Love Lies Bleeding de Rose Glass : En saignée l’amour

Après un réussi et dérangeant Saint-Maud, la réalisatrice revient, avec Love Lies Bleeding, pour une sanglante romance lesbienne.

Partant de là, on s’attendrait à un film tirant sur l’horreur ou le drame. Mais bien que Love Lies Bleeding en ait certains codes, qui enrichissent d’ailleurs l’objet final, il ne s’y plonge qu’à moitié. Alors : film social, romance aux relents nanardesques ou défouloir sanglant ?

“Lou (Kristen Stewart), gérante solitaire d’une salle de sport, tombe éperdument amoureuse de Jackie (Katy O’Brian), une culturiste ambitieuse. Leur relation passionnée et explosive va les entraîner malgré elles dans une spirale de violence.”

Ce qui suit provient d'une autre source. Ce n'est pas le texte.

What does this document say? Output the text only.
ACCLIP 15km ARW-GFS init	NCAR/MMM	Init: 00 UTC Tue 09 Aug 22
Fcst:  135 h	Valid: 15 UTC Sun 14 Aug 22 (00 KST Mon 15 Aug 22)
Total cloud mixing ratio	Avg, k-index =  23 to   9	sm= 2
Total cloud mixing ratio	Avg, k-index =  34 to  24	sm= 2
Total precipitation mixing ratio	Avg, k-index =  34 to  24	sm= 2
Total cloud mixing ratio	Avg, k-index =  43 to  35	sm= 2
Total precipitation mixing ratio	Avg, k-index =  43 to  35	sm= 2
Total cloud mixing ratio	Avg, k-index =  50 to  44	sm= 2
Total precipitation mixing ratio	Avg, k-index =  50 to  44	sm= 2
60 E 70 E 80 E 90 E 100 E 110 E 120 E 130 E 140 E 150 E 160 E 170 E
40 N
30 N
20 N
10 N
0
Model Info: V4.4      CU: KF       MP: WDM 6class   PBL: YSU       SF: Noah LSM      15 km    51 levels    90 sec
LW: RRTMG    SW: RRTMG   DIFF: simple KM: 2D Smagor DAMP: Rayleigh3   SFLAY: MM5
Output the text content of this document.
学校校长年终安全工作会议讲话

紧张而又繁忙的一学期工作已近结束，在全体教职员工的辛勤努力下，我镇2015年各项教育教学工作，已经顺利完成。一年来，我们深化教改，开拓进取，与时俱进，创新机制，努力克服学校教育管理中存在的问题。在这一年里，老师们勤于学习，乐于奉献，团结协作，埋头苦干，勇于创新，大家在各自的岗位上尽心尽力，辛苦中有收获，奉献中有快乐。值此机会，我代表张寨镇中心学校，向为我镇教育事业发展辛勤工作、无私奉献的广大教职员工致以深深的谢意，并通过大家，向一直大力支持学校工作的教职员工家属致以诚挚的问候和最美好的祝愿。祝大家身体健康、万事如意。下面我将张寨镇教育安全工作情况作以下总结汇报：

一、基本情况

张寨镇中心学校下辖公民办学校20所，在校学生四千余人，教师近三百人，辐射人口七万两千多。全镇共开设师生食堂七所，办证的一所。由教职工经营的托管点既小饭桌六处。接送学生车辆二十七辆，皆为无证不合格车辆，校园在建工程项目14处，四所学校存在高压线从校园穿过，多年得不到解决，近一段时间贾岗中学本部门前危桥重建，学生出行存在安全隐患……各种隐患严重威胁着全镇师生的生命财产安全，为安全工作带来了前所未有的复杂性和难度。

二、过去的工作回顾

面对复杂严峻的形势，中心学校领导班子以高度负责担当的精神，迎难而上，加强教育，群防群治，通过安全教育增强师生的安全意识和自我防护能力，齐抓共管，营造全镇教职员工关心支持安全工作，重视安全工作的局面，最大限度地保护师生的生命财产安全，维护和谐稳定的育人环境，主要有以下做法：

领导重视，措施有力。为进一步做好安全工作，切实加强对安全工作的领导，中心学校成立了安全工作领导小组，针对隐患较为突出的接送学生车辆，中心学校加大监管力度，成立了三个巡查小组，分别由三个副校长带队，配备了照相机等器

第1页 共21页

Dans leur gymnase crasseux, après la fermeture, les deux personnages principaux se retrouvent, couvertes de sueur, pour partager leur premier moment intime.
©metrofilms

Orgueil et protéines

Avec Love Lies Bleeding, on retrouve la rugosité maladive de l’emballage filmique, qui faisait tout le charme du précédent métrage de Rose Glass. Mais pas la surprise. 

Les deux personnages principaux, merveilleusement interprétés par Katy O’Brian et Kristen Stewart, ont leur approche physique du rôle pour originalité. Cet aspect musculeux et purement corporel est un point de départ intéressant. D’autant plus quand il met en parallèle les intrications narratives -un peu faciles- des liens qu’ont tous les personnages du film.

En effet, il serait facile de comparer l’iconisation musclée de Jackie/O’Brian avec celle d’un Conan ou même de Rocky. On attribue à un personnage féminin un intérêt d’abord physique pour elle-même et pour le spectateur. Sans la sexualiser ou jouer sur des codes sortant d’un male-gaze crasse, Rose Glass prend le contrepied de l’écriture naïve ou victimisante des personnages féminins traités comme de petites choses fragiles. (Une idée que le film explose, littéralement)

Cet intérêt tout en muscles semble rebondir sur le fond armé du film : l’Amérique profonde des rednecks, fiers d’exhiber leurs joujoux explosifs. 

Zizi pan-pan

Suivant la piste que l’arme à feu serait une extension phallique de la puissance masculine, l’opposer à la force brute des muscles de Jackie est un parti-pris très intéressant de Love Lies Bleeding. Ramener à leur statut d’outils les armes, pour mettre en avant la réelle puissance physique écrasante du personnage féminin est d’autant plus intéressant que, jusqu’à sa fin, on pense le film de Glass bien plus manichéen qu’il ne l’est réellement.

Bien sûr, même une montagne de muscles sera terrassée d’un coup de feu. Mais la force combinée à l’intelligence émotionnelle que développent -durement- les deux héroïnes, réussissent à mettre en péril un criminel aguerri et lourdement armé.

Bac à sable Texan

Malheureusement, une réflexion sur la violence et la puissance corporelle ne fait pas tout. Peut-être la réalisatrice en a-t-elle conscience, lorsqu’elle sème des pistes tenant plus de l’addiction métaphorique que de la réflexion pure. En parallèle, vient s’ajouter un discours sur les drogues, le deuil et la culpabilité. Des thèmes importants et visuellement  bien traités mais qui, malheureusement, ne le sont que visuellement.

Au-delà de ces pistes inégales mais intéressantes, la structure-même du film est attendue. Dès son ouverture le film se fait comprendre et attendre. Love Lies Bleeding est une machine bien huilée comme tout ce qu’amène A24 sur notre continent. À la différence notable que ce scénario ne semble être au final qu’un énième métrage de rébellion post-ado, sur fond de famille proto-mafieuse.

Les prises de risques sur l’écriture des personnages amènent, certes, une fraîcheur au niveau formel, mais pas au fond du sujet ni de sa narration. En retirant ses artifices visuels et les figures de styles qui en découlent, Love Lies Bleeding reste un film linéaire et sans surprises. Mais pas sans saveur, heureusement. 

©metrofilms

Love Lies Bleeding n’est pas la surprise claquante qu’a pu être Saint-Maud. Mais même en collectionnant ce qui semble être plus des artifices que des outils visuels et réflexifs, il en garde le charme. Film estival aux personnages détestables et attachants, aux visuels sublimes, et dont la mise en scène cultive une forme d’étrangeté, il est parfait pour entamer cet été.